Attention to scientific accuracy appears in other ways, too. Most notably, the series contains far more realistic violence than many vampire stories, particularly once the villagers start hunting the vampires down. Vampires exposed to the sunlight develop oozing blisters and sores similar to those of a real second-degree burn victim.9-10 Dead bodies become infested with insects and fall apart in much the way they would in real life.4,11 The vampires’ aversion to religious objects and festivities, meanwhile, is depicted as a phobia,8 and there is some indication that this phobia can be overcome by fairly conventional means. At one point, when Dr. Ozaki suggests the vampire known as Chizuru accompany him to a religious-themed festival, he attempts a form of exposure therapy to get her used to the idea,12 even asking outright: “Would going to the festival really harm you?”13 In all these ways, the series commits to answering the question of what vampires would be like if they existed in real life.

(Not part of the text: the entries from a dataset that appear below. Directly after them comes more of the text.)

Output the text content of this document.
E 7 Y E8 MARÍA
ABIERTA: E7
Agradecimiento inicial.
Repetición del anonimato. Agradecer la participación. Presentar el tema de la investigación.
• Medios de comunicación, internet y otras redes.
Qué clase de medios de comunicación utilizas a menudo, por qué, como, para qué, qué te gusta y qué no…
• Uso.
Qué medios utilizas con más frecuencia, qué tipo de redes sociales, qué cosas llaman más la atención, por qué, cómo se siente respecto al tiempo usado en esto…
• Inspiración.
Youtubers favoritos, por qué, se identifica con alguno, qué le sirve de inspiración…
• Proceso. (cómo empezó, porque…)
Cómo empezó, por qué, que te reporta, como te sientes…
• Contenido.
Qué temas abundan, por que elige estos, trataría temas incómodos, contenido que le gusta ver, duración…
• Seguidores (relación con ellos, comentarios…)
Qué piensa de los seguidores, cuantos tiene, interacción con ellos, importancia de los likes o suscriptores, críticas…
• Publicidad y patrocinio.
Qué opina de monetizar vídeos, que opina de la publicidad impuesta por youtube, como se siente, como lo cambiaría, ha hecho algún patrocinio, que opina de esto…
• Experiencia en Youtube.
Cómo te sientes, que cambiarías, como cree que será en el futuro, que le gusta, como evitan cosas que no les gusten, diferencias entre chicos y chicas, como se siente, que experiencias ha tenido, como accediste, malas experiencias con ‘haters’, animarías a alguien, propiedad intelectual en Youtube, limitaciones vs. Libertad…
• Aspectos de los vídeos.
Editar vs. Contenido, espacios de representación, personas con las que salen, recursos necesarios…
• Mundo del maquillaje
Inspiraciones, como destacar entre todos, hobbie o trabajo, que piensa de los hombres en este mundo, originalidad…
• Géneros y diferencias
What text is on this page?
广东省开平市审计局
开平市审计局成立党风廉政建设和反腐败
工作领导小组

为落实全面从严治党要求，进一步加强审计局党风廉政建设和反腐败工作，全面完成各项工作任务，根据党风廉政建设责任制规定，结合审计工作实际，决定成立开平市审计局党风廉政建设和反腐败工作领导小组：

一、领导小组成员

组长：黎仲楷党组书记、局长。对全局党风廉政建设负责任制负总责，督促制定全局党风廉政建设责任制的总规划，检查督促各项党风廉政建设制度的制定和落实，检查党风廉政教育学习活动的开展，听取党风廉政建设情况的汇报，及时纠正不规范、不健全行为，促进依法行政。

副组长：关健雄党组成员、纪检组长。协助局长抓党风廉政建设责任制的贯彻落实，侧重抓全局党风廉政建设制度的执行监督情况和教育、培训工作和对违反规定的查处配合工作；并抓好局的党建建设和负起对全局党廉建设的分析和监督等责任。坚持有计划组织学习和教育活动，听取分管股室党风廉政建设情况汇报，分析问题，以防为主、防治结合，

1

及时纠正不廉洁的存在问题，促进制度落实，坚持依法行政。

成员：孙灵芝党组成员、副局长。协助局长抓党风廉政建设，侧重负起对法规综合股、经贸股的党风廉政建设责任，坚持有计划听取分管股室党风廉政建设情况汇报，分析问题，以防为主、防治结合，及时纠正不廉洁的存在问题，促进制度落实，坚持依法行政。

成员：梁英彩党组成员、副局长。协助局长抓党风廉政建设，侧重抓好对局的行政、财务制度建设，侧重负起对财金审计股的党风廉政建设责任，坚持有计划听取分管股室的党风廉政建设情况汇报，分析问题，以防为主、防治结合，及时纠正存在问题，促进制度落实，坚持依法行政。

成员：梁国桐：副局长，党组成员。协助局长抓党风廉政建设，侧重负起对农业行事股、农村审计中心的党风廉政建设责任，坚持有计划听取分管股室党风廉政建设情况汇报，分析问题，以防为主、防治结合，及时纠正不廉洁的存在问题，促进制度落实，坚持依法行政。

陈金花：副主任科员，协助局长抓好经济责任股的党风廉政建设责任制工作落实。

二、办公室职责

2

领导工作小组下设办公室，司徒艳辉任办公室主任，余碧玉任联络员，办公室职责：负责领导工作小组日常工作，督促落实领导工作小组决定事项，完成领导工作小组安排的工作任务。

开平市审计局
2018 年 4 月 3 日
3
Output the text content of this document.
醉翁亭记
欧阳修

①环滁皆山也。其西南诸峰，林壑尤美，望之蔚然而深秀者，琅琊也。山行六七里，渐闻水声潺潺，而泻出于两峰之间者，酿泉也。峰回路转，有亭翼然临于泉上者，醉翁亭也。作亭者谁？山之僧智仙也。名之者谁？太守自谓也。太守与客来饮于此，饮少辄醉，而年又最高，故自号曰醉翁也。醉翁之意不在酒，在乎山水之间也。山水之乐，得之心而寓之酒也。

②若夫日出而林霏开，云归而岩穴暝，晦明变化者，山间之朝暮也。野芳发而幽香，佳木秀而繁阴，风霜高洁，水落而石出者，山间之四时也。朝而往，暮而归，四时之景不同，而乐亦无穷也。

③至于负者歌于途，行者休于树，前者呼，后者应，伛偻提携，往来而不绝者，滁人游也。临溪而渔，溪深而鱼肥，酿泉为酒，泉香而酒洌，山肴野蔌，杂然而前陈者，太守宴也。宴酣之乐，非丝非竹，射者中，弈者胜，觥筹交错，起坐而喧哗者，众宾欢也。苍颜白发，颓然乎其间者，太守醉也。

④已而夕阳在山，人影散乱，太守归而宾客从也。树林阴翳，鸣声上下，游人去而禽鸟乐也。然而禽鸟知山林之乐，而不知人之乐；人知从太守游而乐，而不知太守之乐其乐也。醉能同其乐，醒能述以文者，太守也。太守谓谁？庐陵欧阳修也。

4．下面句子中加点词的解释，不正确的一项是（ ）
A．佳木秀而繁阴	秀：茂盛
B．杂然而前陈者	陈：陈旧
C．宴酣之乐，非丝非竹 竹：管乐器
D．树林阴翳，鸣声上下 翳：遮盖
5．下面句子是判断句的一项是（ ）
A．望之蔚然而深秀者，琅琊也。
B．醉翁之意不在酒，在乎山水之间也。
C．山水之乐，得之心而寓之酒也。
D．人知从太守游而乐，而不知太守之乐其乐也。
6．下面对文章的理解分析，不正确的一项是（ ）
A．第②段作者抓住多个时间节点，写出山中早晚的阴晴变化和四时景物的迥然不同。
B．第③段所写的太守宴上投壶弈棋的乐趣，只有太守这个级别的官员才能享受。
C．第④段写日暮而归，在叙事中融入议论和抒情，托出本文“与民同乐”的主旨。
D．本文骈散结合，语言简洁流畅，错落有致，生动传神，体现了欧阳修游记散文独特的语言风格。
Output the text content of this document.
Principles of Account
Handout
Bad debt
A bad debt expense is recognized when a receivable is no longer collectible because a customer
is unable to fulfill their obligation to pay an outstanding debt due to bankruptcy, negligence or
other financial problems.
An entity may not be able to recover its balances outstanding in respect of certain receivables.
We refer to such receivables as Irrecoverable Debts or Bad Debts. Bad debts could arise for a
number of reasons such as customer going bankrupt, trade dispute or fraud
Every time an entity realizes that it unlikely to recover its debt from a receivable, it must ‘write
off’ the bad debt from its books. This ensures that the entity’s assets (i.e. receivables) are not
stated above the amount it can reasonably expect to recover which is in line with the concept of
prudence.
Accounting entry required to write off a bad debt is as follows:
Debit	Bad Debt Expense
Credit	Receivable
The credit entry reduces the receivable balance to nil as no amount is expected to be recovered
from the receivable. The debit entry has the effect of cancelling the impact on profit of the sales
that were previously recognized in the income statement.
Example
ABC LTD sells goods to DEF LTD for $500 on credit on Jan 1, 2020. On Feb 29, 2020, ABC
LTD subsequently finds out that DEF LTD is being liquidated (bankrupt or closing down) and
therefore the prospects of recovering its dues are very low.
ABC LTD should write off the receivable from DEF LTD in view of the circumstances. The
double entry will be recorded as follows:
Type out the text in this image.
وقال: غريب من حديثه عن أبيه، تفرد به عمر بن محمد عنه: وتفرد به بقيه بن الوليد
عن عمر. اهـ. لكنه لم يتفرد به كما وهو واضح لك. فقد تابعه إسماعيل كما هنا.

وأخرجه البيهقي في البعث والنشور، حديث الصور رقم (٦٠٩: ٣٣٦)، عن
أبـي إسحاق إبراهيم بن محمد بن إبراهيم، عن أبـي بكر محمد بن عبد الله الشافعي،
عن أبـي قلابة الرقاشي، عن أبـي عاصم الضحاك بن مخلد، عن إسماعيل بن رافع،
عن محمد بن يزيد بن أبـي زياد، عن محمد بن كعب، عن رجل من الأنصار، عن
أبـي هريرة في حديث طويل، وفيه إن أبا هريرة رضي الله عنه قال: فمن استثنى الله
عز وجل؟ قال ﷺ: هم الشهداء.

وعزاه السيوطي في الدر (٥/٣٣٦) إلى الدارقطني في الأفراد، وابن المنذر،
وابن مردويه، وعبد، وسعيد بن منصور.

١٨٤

All in all, Shiki’s attention to scientific detail serves as a welcome addition to an already complex, intelligent, riveting series. That the narrative is in many ways quite conventional and fantastical, just like in most vampire stories, makes the accuracy of the science all the more remarkable. Perhaps moreso than any other vampire horror story, Shiki drives home what it would be like to live in a village that was invaded by vampires—or to become one. Following its twists and turns is guaranteed to provide hours of fascination to laypeople and medical professionals alike.

References

  1. Davis, Sara, “The Science of Bram Stoker’s Dracula.” The Rosenbach. November 3, 2017. https://rosenbach.org/blog/the-science-of-bram-stokers-dracula/
  2. Shiki, Blu Ray, directed by Mike McFarland (2002; USA: Funimation, 2012) (Note: this is the American license for the series. The citation for the original Japanese version is below)
  3. Directed by Tetsuro Amino. Written by Kenji Sugihara. Studio Daume, 2010.
  4. Shiki, “First Blood.”
  5. Shiki, “Fourth Fatality.”
  6. Shiki, “Third Tragedy.”
  7. Shiki, “Seventh Killing Spirit.”
  8. Shiki, “Fourteenth Death.”
  9. Shiki, “Twentieth Mourning and Offense.”
  10. “Second-Degree Burns (Partial Thickness Burns).” Children’s Hospital of Philadelphia. Accessed January 13, 2020. https://www.chop.edu/conditions-diseases/second-degree-burns-partial-thickness-burns
  11. “Stages of decomposition.” Australian Museum. Last modified November 12, 2018. https://australianmuseum.net.au/learn/science/stages-of-decomposition/
  12. “What Is Exposure Therapy?” American Psychological Association. Accessed January 13, 2020. https://www.apa.org/ptsd-guideline/patients-and-families/exposure-therapy
  13. Shiki, “Eighteenth Death.”

ALICE THEIBAULT is a graduate student in the Bioinformatics Masters program at Rochester Institute of Technology. She has been interested in biology and science communication for most of her life, and received an undergraduate degree in Biology and Environmental Studies from Hobart and William Smith Colleges. She also served for two years as an AmeriCorps, educating the public about environmental health and protection. One of her greatest passions is for stories, which she often reads, writes, and thinks about all day long.